Often, almost always, this little voice, nags at me, saying "You are not good enough" and "I think you can't, I think you can't." It says "shut up, you have nothing to say" and I shut it out, but it does not die. Sometimes it comes in written form or even out loud from others. "Don't write, never write. You are a terrible writer!" one said. The meat of the pile of rejection letters says "we're sorry" and "thank you for your application" and "so many candidates, but. . ." and "We regret to inform you..." and on and on.
One cannot allow oneself to listen to the auditorium filled with its nay votes and lack of confidence. One walks, punch-drunk from so many direct blows to the head, body punches to the gut, a kidney punch or two. Others may possess more fortitude and fortune, or simply better timing, at least that's what I think about it. One cannot listen to any of these reasons not to try, but I confess to feeling overwhelmed as oftentimes as not. When I see and read and hear so many without better insight or method of expression, it gives me hope. Newspapers, book stores, magazines and the television screen team with the mondain, so much dross among the talented few. The talented few are so dazzling, they are the thousand points of light. They'll tell you that it is all attitude and I want to believe them, to say that they are right, to believe, but in the end I don't. An emptiness of spirit, a small, dense, nuclear darkness within me that challenges acceptance or belief, that refuses the creeds of Christianity, the obeisance of the corporate world that will never allow me to come under the protective umbrella or tent. What is this unyielding that may keep me from full immersion, from fully trying? Is it a fear of not being good enough? It is a struggle between the devils and archangels, the bad and good, the wrong and right, the easy and hard choices, the cynic and idealist?

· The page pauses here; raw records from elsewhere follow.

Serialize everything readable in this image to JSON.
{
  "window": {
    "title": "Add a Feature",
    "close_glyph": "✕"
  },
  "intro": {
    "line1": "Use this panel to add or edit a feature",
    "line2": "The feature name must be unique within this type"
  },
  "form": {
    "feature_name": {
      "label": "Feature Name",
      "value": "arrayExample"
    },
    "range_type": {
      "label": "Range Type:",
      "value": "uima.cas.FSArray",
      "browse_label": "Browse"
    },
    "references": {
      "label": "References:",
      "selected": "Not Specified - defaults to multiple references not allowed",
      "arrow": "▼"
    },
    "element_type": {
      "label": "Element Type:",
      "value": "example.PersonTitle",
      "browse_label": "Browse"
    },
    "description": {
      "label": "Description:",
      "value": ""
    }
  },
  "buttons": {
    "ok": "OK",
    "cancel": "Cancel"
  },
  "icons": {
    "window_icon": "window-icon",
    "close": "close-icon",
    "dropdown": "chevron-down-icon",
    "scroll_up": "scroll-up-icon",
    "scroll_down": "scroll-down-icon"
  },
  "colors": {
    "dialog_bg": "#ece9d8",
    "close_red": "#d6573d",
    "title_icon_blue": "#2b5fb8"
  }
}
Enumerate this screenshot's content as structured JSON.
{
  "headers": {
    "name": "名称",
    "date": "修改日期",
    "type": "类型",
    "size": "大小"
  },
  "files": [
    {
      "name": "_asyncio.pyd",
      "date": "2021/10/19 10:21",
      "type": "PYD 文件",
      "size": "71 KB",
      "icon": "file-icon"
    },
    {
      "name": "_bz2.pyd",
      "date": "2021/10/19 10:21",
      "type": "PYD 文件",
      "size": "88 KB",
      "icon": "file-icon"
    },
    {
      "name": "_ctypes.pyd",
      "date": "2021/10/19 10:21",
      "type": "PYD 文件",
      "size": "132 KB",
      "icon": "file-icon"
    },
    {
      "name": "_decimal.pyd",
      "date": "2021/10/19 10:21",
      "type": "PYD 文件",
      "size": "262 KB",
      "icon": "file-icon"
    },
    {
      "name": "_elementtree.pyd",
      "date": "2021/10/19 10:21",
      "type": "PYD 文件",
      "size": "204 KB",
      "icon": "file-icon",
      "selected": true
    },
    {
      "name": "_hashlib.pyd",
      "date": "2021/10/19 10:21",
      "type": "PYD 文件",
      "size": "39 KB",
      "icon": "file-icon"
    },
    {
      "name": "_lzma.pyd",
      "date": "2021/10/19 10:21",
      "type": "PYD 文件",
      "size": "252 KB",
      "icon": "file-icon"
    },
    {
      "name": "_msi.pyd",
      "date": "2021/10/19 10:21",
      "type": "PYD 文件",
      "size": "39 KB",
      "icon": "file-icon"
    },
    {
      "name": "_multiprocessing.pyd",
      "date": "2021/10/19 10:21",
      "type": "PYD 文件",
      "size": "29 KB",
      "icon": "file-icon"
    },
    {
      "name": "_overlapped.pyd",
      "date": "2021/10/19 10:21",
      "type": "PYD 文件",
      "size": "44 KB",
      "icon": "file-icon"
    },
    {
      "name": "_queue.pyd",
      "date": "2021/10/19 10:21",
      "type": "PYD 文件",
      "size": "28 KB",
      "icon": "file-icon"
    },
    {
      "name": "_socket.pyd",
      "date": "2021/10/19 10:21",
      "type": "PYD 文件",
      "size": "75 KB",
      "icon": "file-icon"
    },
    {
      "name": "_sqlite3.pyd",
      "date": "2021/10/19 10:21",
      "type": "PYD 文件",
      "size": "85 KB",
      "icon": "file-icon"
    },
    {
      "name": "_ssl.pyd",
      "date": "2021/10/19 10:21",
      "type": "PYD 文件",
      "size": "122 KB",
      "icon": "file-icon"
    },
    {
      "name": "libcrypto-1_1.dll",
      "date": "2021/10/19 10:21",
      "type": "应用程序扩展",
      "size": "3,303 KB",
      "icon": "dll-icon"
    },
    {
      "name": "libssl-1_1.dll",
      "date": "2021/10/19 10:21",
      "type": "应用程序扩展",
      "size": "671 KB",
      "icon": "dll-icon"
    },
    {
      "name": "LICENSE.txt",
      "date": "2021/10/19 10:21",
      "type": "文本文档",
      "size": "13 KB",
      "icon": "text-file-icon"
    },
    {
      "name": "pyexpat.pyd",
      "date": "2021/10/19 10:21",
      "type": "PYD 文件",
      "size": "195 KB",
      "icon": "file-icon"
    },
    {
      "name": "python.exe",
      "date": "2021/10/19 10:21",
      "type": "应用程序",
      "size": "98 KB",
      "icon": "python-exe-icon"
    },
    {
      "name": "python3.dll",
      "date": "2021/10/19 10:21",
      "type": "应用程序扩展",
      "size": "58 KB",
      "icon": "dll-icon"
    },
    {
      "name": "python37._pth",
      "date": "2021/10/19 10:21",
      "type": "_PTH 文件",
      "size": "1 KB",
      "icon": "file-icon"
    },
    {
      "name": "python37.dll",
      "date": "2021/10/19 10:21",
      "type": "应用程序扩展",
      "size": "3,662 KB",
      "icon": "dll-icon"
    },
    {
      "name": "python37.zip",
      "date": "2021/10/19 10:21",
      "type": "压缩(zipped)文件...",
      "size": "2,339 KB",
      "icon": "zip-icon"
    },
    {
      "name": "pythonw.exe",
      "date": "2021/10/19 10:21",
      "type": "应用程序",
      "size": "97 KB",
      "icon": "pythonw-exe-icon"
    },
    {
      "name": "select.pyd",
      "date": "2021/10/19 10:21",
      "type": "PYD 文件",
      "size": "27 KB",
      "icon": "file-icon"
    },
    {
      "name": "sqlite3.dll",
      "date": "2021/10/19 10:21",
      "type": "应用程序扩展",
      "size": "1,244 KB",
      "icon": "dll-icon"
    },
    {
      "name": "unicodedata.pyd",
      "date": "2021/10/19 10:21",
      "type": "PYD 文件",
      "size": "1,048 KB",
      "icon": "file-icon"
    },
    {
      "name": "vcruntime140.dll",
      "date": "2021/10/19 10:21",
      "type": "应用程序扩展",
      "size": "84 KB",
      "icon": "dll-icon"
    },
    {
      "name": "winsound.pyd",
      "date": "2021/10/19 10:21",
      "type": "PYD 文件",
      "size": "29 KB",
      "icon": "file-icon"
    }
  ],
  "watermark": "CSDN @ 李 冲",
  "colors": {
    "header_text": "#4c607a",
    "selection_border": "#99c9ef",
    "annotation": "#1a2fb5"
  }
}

I sense there is a lifelong struggle within, the magma of my soul. In the rearview mirror, I view a series of roads not taken, of many taunts and tests. I am a fierce little fighter, guarding my personal spark. This force is necessary to stand up against the mass of people and the reasons not to try. This ember keeps me saying, "There is a reason for me to try, I'll show you! Just you wait and see." And I will because I recognize, even if I cannot grasp it, that I have that 'grun tu molani' of Saul Bellow's (who died the other day) Henderson, in Henderson The Rain King. In the long run, it will pull me through. Or as Sally once wrote, "in the long run, men hit only what they aim at."